Cap Canaveral de Grégoire Bouillier
Un récit très court, une nouvelle, une bizarrerie malaisante. Un texte parfaitement écrit, un peu dégueulasse, qui vous laissera paumé, pas longtemps. Vous voudrez l'oublier (c'est trop tard, vous l'avez lu, il est court, je l'ai déjà dit), vous secouerez la tête comme pour chasser une mauvaise pensée. Mais ça reviendra quand même, préservé dans votre esprit par le talent de l'auteur qui l'excuse. (faudrait pas trop me refaire le coup quand même, de la fille indigne !)
Chagrin d'un chant inachevé de François-Henri Désérable
Il s'agit de la relation de son voyage en Amérique latine. Le chant inachevé est celui d'Ernesto Guevara dit le Che, révolutionnaire mythique d'un continent martyrisé et surtout l'occasion de voir du pays, de côtoyer le peuple. Il ne savait même pas parler l'espagnol. Ils étaient partis à deux mais l'ami interprète avait dû rentrer en France. Comme il l'explique, ce n'est pas tant le panorama qu'il nous décrit, que la vie d'un routard, à hauteur d'homme. J'ai adoré me jucher sur son sac à dos, bien à l'abri. J'ai même appris quelques mots au passage comme "Palafitte", même si ceci est anecdotique. M'en restent de vives impressions de jungle, de montagnes et de déserts.
Magnus de Sylvie Germain
Je découvre avec enthousiasme Sylvie Germain avec Magnus. Un roman à nul autre pareil, différent de tout ce que j'ai pu lire, un genre de collage kaléidoscope autour du personnage de Magnus, de ses réflexions, de ses crises, ses fulgurances. Nous suivons le cheminement d'un homme et une quête de sens qu'il poursuit sa vie durant. Il tente d'échapper à la folie promise par une enfance brisée, obscure, malsaine. Une époque charnière qu'il devrait tout faire, pour oublier mais qui, parce que l'amnésie le frappe, devient une obsession. Il cherche partout des signes, des correspondances entre le monde et sa mémoire en miettes. Deux mères mortes, un père disparut qu'il piste. Il trouve, vaille que vaille, ses propres repères que le destin se charge toujours de remettre en question. Il poursuit sa quête vitale sans concession, toujours au bord de l'abîme. Il me reste des images de ses différentes vies et son exigence inconditionnelle de vérité. Un roman superbe !
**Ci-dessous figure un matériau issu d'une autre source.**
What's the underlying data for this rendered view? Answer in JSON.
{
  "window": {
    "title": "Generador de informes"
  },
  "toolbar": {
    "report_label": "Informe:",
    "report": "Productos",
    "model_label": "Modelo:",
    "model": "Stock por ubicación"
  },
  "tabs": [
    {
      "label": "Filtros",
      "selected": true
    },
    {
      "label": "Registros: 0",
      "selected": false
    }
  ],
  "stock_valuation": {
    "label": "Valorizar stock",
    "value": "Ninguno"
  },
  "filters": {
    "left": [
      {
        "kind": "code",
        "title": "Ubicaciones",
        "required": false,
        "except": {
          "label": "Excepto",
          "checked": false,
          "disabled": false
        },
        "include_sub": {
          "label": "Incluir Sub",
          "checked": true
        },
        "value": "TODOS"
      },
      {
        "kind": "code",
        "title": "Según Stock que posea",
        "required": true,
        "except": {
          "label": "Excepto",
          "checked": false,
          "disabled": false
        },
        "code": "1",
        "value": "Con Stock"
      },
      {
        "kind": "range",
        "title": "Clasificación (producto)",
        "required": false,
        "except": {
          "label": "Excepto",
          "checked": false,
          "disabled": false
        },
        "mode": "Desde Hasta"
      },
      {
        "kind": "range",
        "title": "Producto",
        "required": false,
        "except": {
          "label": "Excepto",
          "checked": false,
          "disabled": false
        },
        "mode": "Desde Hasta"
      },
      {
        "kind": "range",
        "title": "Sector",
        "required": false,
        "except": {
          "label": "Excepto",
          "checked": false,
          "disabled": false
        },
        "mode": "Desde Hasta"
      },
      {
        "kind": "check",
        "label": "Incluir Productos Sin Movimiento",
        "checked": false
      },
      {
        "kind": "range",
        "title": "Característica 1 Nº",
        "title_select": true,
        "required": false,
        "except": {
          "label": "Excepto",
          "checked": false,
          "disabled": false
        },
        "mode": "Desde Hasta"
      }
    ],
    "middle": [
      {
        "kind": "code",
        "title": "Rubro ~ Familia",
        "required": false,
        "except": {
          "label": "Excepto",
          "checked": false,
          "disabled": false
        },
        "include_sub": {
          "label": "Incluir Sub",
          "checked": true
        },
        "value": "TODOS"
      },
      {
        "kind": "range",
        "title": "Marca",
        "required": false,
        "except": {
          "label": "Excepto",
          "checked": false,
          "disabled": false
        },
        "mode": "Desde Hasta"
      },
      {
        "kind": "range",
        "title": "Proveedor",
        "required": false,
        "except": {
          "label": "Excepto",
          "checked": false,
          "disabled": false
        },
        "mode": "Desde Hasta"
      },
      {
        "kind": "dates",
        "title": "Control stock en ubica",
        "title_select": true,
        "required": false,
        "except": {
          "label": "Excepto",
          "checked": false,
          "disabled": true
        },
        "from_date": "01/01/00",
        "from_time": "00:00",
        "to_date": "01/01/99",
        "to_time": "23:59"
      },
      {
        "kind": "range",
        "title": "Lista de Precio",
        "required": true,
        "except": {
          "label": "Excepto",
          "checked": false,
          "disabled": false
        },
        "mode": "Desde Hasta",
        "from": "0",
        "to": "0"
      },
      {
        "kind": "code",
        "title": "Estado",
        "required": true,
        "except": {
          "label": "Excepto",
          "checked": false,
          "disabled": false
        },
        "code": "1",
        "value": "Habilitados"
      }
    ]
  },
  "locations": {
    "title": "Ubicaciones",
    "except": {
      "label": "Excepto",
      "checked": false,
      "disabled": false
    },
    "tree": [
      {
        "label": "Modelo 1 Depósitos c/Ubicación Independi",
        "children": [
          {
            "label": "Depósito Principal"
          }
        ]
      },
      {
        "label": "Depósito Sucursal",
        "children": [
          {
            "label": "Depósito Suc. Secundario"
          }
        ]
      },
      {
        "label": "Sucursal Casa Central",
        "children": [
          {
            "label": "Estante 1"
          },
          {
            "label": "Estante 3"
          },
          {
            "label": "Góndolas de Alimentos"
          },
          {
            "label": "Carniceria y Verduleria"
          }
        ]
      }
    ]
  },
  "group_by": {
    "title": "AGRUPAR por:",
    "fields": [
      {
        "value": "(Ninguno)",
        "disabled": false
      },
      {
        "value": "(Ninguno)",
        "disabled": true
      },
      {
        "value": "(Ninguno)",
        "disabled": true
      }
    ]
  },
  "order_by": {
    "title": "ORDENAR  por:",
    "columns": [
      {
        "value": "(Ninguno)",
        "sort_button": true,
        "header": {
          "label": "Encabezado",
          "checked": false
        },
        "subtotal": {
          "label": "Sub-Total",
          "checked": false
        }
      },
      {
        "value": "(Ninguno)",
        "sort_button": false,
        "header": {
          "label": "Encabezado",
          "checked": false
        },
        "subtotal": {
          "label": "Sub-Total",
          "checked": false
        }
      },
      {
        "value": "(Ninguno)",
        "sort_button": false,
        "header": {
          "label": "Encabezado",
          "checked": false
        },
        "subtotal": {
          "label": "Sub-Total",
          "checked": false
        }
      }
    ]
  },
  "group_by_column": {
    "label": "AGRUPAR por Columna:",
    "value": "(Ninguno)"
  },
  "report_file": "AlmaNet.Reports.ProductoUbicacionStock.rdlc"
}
Mauvais Élève de Philippe Vilain
J'ai lu ce roman avec enthousiasme. Mon regard glissait sur les phrases avec gourmandise. Il me fallait lire la suite. J'étais surfer sur la vague, enivré par leur intelligence, leur délicatesse. Parti de rien, sans repère, cancre méprisé il découvre la lecture (comme René Frégni) et pressent que celle-ci va le sauver. L'auteur se fait sociologue et sans renier son passé, le décrypte et nous montre, avec une humble sincérité, le chemin qui lui a permis d'accomplir son rêve : devenir écrivain. Il décrit la cité, le bahut, sa famille. Il vous dira, en passant ce qu'il pense du milieu littéraire. Tout ça pour dire que ce livre, même si j'y viens, n'est pas entièrement consacré à Annie Ernaux, dont il fut l'amant et le disciple. Bien longtemps après cette aventure qu'il nous raconte, il montre un grand respect - on sent bien qu'il fût très épris - mais remet quelques pendules à l'heure, sans acrimonie et toujours passionnant.
Un roman à mettre en parallèle avec "Le jeune homme" d'Annie Ernaux, maigre opuscule (on me pardonnera ce pléonasme, car le court récit l'est surtout littérairement) que la grande Dame fît de cette relation.
Vous avez compris, je préfère nettement Philippe Vilain !
Le jeune homme d'Annie Ernaux
Je n'ai pas aimé ces 38 pages qu'Annie Ernaux a daigné consacrer à un jeune homme suffisamment épris d'elle, pour lui consacrer plus de 5 ans de sa vie. C'est que je la lis après "Mauvais élève" de Philippe Vilain, le A. de l'histoire. Lui la respecte, montre a quel point elle a compté dans son existence d'ancien cancre devenu à force de courage, écrivain reconnu. A-t-elle réellement assumé leur différence d'âge ? Elle ne cesse de le réduire à peu de choses, lui qui parvient à vaincre les déterminismes sociaux avec une foi inébranlable. Quand elle dit que ses fils sont sa mort, elle montre sa vanité, car si nos parents nous protègent de la mort tant qu'ils sont vivants, nos enfants prolongent la vie et sont notre consolation. Elle est clairement cynique et je pense qu'elle aurait dû s'abstenir. La réponse est venue 2 ans plus tard, je vous engage à la lire.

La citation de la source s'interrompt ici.